According to Armenian government data, Russian-Armenian trade rose by almost 12 percent in the first eight months of this year, to $1.54 billion, after shrinking by 4 percent in 2020 due to the coronavirus pandemic. Russia thus remained Armenia’s number one trading partner, accounting for about 31 percent of its overall foreign trade, compared with the European Union’s 20.2 percent share in the total.
Russia’s Deputy Minister for Economic Development Dmitry Volvach hailed the renewed growth in bilateral trade when he spoke with journalists during the Yerevan forum.
Russian companies plan to invest $1 billion in the Armenian economy “in the near future,” the Armenpress news agency quoted Volvach as saying.
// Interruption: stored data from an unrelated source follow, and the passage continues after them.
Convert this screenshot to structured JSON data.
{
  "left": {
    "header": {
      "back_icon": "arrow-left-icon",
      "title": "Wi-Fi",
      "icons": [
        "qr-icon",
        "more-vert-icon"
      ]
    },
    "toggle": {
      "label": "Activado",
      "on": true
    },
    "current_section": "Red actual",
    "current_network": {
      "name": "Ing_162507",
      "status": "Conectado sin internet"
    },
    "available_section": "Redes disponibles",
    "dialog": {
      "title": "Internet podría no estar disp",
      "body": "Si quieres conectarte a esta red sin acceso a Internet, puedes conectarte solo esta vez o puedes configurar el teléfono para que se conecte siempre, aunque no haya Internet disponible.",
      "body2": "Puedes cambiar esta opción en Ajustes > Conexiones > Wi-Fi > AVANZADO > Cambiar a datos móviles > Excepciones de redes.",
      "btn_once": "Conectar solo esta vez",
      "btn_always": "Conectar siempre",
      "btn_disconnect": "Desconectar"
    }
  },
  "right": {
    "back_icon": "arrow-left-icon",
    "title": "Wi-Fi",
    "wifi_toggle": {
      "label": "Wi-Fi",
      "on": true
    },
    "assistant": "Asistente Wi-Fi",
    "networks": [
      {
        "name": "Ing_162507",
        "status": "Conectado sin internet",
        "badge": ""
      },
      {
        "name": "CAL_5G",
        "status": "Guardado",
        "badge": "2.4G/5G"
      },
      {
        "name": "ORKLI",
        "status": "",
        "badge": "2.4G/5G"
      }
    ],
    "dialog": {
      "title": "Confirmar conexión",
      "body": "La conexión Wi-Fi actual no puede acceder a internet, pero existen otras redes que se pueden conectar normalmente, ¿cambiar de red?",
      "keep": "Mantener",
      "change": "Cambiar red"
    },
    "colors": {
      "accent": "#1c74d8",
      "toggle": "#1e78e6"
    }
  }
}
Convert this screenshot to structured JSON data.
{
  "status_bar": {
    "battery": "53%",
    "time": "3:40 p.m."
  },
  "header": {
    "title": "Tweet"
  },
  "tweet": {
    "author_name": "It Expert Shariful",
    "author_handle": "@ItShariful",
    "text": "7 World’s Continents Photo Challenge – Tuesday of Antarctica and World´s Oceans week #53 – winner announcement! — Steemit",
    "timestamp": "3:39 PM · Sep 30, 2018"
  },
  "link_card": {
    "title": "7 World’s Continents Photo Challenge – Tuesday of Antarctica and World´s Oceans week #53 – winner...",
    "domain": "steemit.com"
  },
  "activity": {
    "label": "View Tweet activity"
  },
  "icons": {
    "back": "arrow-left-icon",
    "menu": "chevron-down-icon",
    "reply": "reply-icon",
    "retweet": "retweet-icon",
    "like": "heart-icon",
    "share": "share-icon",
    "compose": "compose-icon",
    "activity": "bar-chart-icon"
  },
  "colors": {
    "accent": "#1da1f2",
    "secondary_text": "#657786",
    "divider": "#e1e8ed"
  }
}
He said the investments will be channeled into energy, transport and other infrastructures.
Speaking at a recent Russian-Armenian business forum in Yerevan, Russian-Armenian billionaire Samvel Karapetian said his Moscow-based Tashir Group will invest up to $600 million in the Armenian energy sector in the coming years.
Tashir owns the South Caucasus country’s electricity distribution network, largest thermal-power plant and second most important hydroelectric complex.